The photographers may have opted for a large format but the works in the other display space over at the CACR are on a scale in an entirely different league. The centerpiece of And then the silence, by Ruthi Helbitz Cohen, comprises three outsized strips of fabric around 6 meters high. The installation focuses on issues of femininity, gender, equality and cultural perception of feminine images based on primordial mythologies and legend.

Femininity and violence towards women in general – sadly, an issue that came to the fore and greater public awareness during the pandemic lockdowns – feature in the clothes. The multifarious figures are surrounded by and festooned with a plethora of shapes, shades and colors, and elements that infer all sorts of cultural and sociopolitical hooks.

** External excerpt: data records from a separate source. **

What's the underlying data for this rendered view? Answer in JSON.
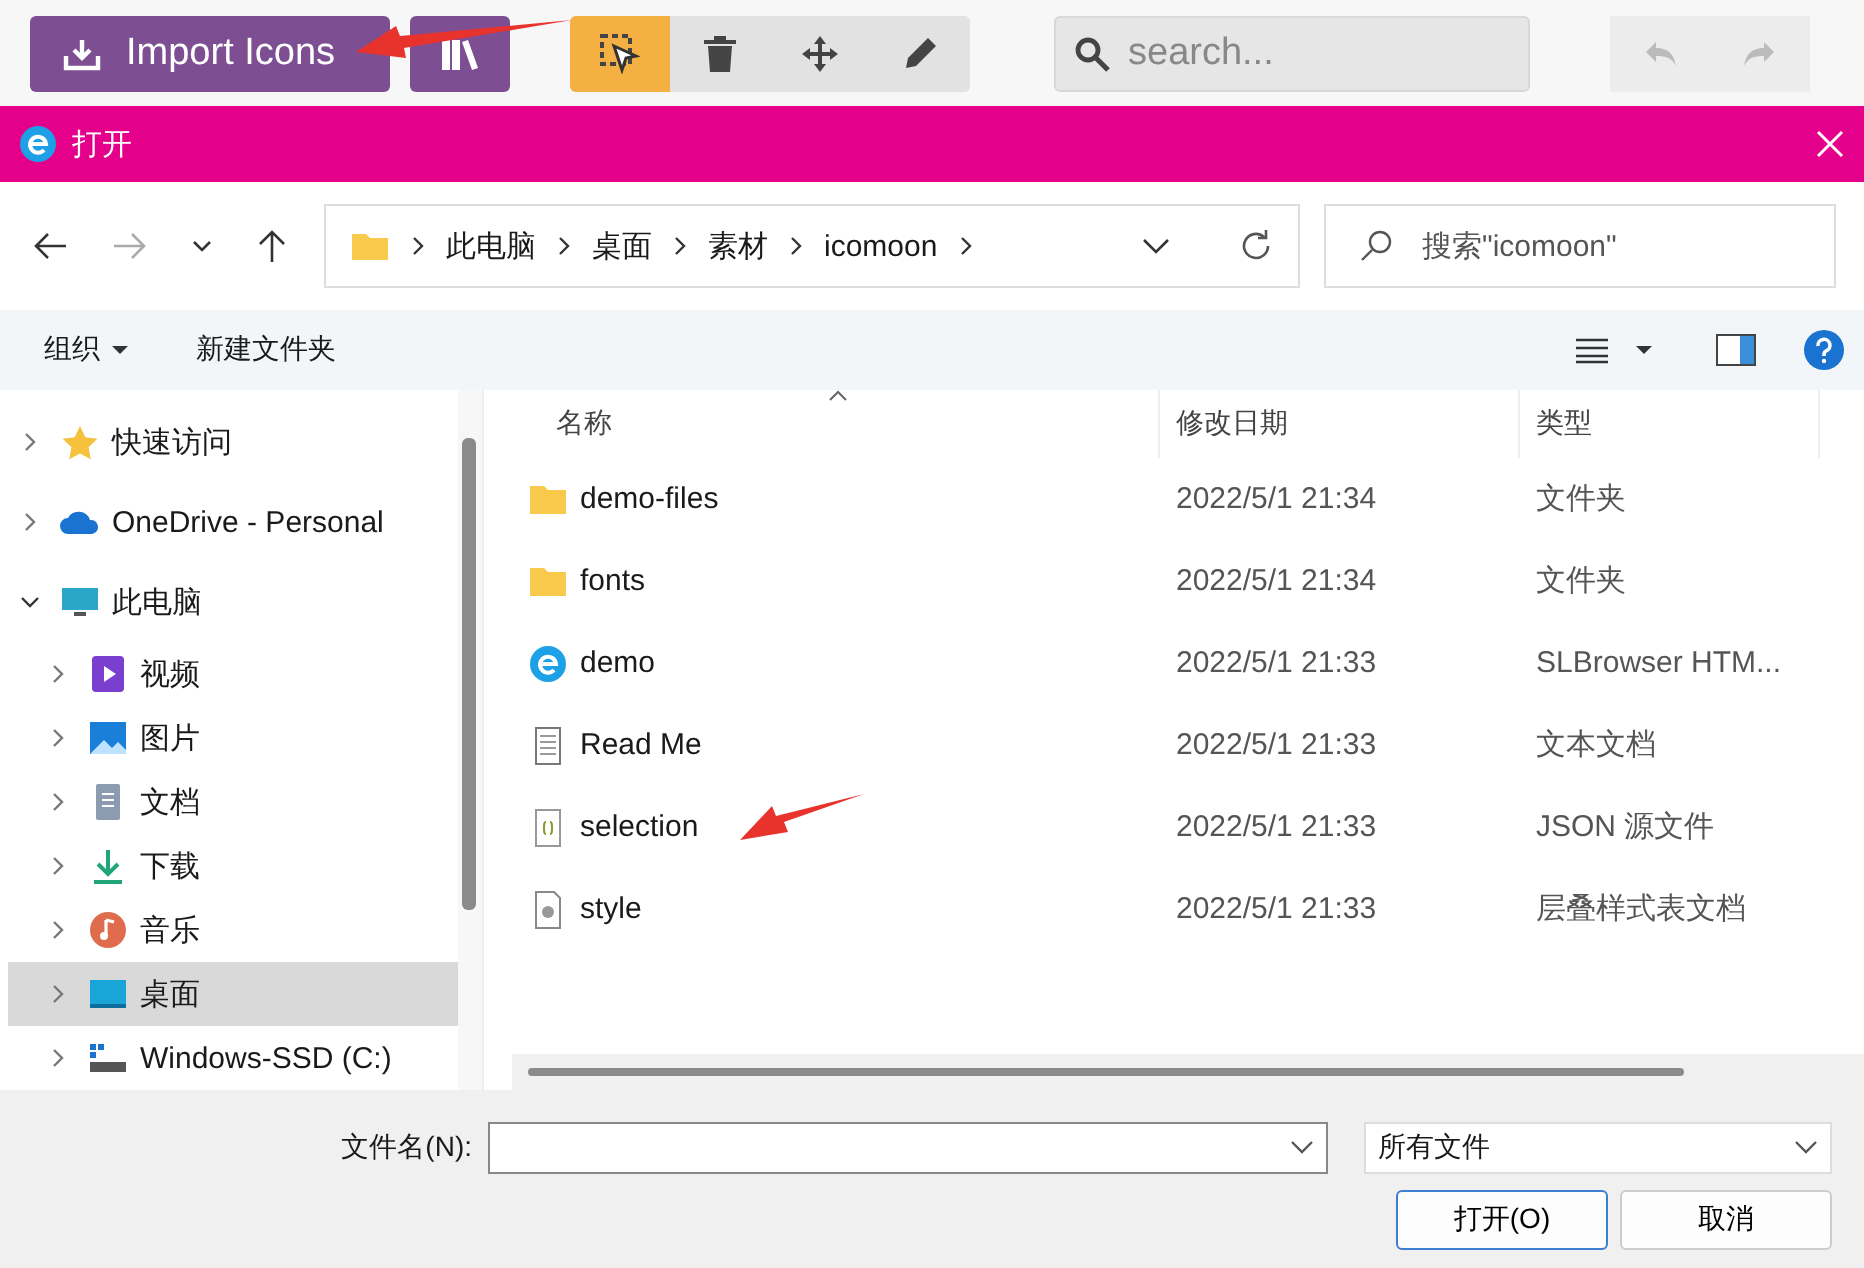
{
  "app_toolbar": {
    "import_button": "Import Icons",
    "tools": [
      {
        "kind": "select",
        "selected": true
      },
      {
        "kind": "delete",
        "selected": false
      },
      {
        "kind": "move",
        "selected": false
      },
      {
        "kind": "edit",
        "selected": false
      }
    ],
    "search": {
      "placeholder": "search..."
    }
  },
  "window": {
    "title": "打开"
  },
  "address_bar": {
    "path": [
      "此电脑",
      "桌面",
      "素材",
      "icomoon"
    ],
    "search": {
      "placeholder": "搜索\"icomoon\""
    }
  },
  "command_bar": {
    "organize": "组织",
    "new_folder": "新建文件夹"
  },
  "sidebar": {
    "items": [
      {
        "label": "快速访问",
        "kind": "star",
        "expanded": false,
        "selected": false
      },
      {
        "label": "OneDrive - Personal",
        "kind": "cloud",
        "expanded": false,
        "selected": false
      },
      {
        "label": "此电脑",
        "kind": "pc",
        "expanded": true,
        "selected": false,
        "children": [
          {
            "label": "视频",
            "kind": "video",
            "expanded": false,
            "selected": false
          },
          {
            "label": "图片",
            "kind": "picture",
            "expanded": false,
            "selected": false
          },
          {
            "label": "文档",
            "kind": "document",
            "expanded": false,
            "selected": false
          },
          {
            "label": "下载",
            "kind": "download",
            "expanded": false,
            "selected": false
          },
          {
            "label": "音乐",
            "kind": "music",
            "expanded": false,
            "selected": false
          },
          {
            "label": "桌面",
            "kind": "desktop",
            "expanded": false,
            "selected": true
          },
          {
            "label": "Windows-SSD (C:)",
            "kind": "drive",
            "expanded": false,
            "selected": false
          }
        ]
      }
    ]
  },
  "table": {
    "columns": [
      "名称",
      "修改日期",
      "类型"
    ],
    "rows": [
      {
        "name": "demo-files",
        "kind": "folder",
        "date": "2022/5/1 21:34",
        "type": "文件夹"
      },
      {
        "name": "fonts",
        "kind": "folder",
        "date": "2022/5/1 21:34",
        "type": "文件夹"
      },
      {
        "name": "demo",
        "kind": "browser",
        "date": "2022/5/1 21:33",
        "type": "SLBrowser HTM..."
      },
      {
        "name": "Read Me",
        "kind": "text",
        "date": "2022/5/1 21:33",
        "type": "文本文档"
      },
      {
        "name": "selection",
        "kind": "json",
        "date": "2022/5/1 21:33",
        "type": "JSON 源文件"
      },
      {
        "name": "style",
        "kind": "css",
        "date": "2022/5/1 21:33",
        "type": "层叠样式表文档"
      }
    ]
  },
  "footer": {
    "filename_label": "文件名(N):",
    "filter": "所有文件",
    "open_button": "打开(O)",
    "cancel_button": "取消"
  }
}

It all makes for arresting viewing. “I address the moment of trauma,” says Helbitz Cohen. “I relate to some sort of malfunction or disruption.” You get a sense of foreboding and dystopia in the seemingly chaotic arrangement of the components that conjure up symbols of repressive systems that consign women to inferior social standing or worse.

Tension abounds between the dynamic characters but there is also a feeling of underlying beauty, even grace. The gender balance, imbalance and divide is also highlighted in a photograph of a man in a skin dress and the use of duck tape manufactured by the artist’s family construction company. “That is about the rougher, masculine side,” she explains.

Helbitz Cohen offers us a wake-up call and asks us to take a look at ourselves, albeit in mirrors that are far from clear. She wants us to put in a shift ourselves, thereby drawing us into the thick of the creative and conceptual action. “I move between various media.” She notes. “The three large works are a continuation of screen paintings I have done – transformations from paintings to sketches to sculpture. From my point of view, it is all an extension of drawing.”

There is a powerful emotive backdrop to the installation, too. The exhibition is a sequel to Helbitz Cohen’s work with local women from diverse social and ethnic roots at the Open House in Ramle and the Rossing Center for Education and Dialogue in Jerusalem. The collaborative Radiant Beauty work at the Open House includes paper tears on which the participants noted their thoughts, questions and short stories.

Hence the installation title. “Helbitz Cohen’s women seek answers, perhaps refuge,” says Sheffi. “And then the silence.”

The exhibitions close on February 28.